Check the source, there is a lot of referral spam about, which can distort the figures on a low-traffic site. They are usually referrals from spammy sites, often with “SEO” or similar in the title.
Bots may also show direct in the source. That’s not to say all direct traffic is bots, but you are unlikely to get much direct traffic on an unknown site.
If it is indexed at all, people can find it. They could be genuine visitors. If you don’t have much content yet, that would explain the bounce rate. They are all in the USA which I guess is your target region. A lot of spam referrals come from places like Brazil for example, but they can come from anywhere in the world.
If the site is WIP you may want to keep it from the index until it’s ready:
I normally add that to WIP pages, just remember to remove it when you are done.
Bad crawlers may ignore this, but it can help stop “real” people stumbling over your unfinished work.
I don’t know what kind of site you’re referring to, but here’s a good explanation about bounce rates:
Most people get this wrong (including this thread).

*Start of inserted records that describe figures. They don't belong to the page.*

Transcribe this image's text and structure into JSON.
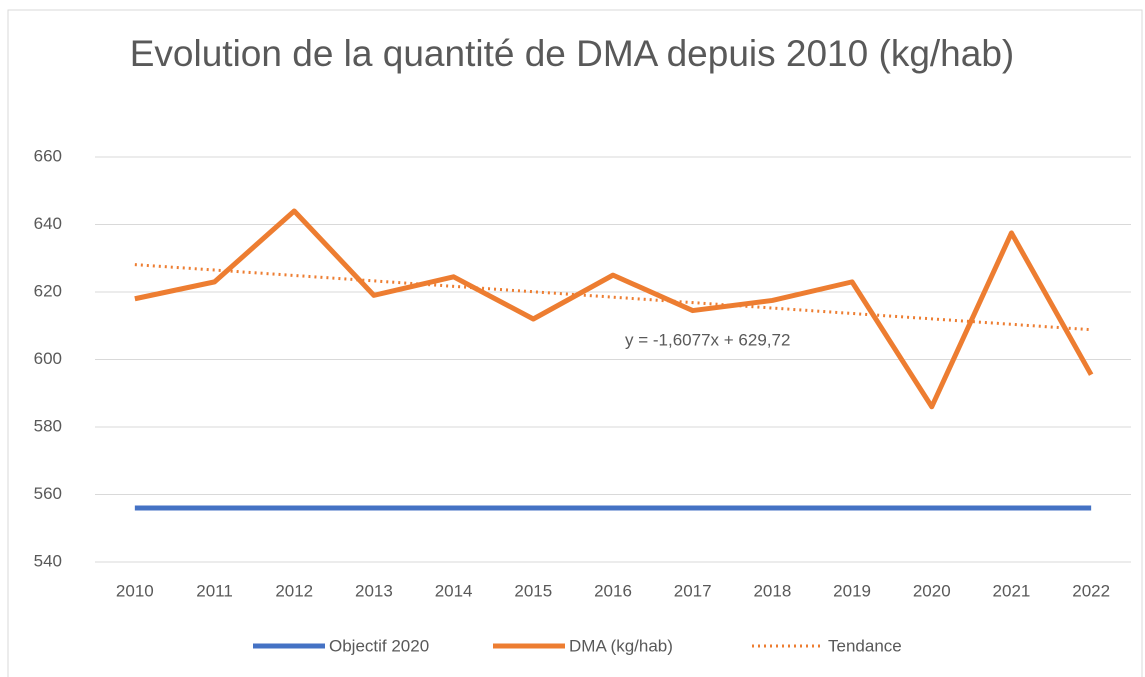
{
  "chart_data": {
    "type": "line",
    "title": "Evolution de la quantité de DMA depuis 2010 (kg/hab)",
    "categories": [
      "2010",
      "2011",
      "2012",
      "2013",
      "2014",
      "2015",
      "2016",
      "2017",
      "2018",
      "2019",
      "2020",
      "2021",
      "2022"
    ],
    "series": [
      {
        "name": "Objectif 2020",
        "color": "#4472c4",
        "style": "solid",
        "values": [
          556,
          556,
          556,
          556,
          556,
          556,
          556,
          556,
          556,
          556,
          556,
          556,
          556
        ]
      },
      {
        "name": "DMA (kg/hab)",
        "color": "#ed7d31",
        "style": "solid",
        "values": [
          618,
          623,
          644,
          619,
          624.5,
          612,
          625,
          614.5,
          617.5,
          623,
          586,
          637.5,
          595.5
        ]
      },
      {
        "name": "Tendance",
        "color": "#ed7d31",
        "style": "dotted",
        "values": [
          628.11,
          626.51,
          624.9,
          623.29,
          621.68,
          620.07,
          618.47,
          616.86,
          615.25,
          613.64,
          612.04,
          610.43,
          608.82
        ]
      }
    ],
    "annotation": "y = -1,6077x + 629,72",
    "ylim": [
      540,
      660
    ],
    "yticks": [
      540,
      560,
      580,
      600,
      620,
      640,
      660
    ],
    "grid": true,
    "legend": "bottom"
  }
}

Bounce rate simply indicates the number of people who leave your site from the landing page without interacting. They don’t do anything recordable, they don’t check out other pages, they just leave. But as far as I’ve read, there’s no real time factor there. They could read the entirety of the content available from the home page, or they could leave in a second, after seeing the page load.
So for example, if you have a one-page informational website for people with no CTA or other pages or gimmicks, your bounce rate for all visitors could be 100% and you’d have no reason to worry - it would just become a useless metric.
Back to the topic: Maybe those people simply arrived at your site and realized that they didn’t need/want it, or that it wasn’t the same place they’d thought, or wasn’t local enough, or any number of things? Or maybe they gleaned what they needed from that landing page?
Acquisition - All Traffic - Source/Medium
That will list all sources.
You can show Source as a Secondary Dimension in other views, Eg, in Location, click: Secondary Dimension - Acquisition - Source
That will show the sources from the different locations.
You can then take a look and see that some of the referral sources (or in some cases, nearly all of them) are dubious in nature. Using your own judgement, of course.
I like to filter them. Though it does not stop them visiting and using your bandwidth, it clears up the Analytics view.
It can be tiresome adding lots of filters, but you can use regex so it filters anything with “best-seo” or “for-your-website” etc…
Dumb question, but what is the best way to really learn how to use Google Analytics. I have never really been impressed with it, and that is probably due to my ignorance.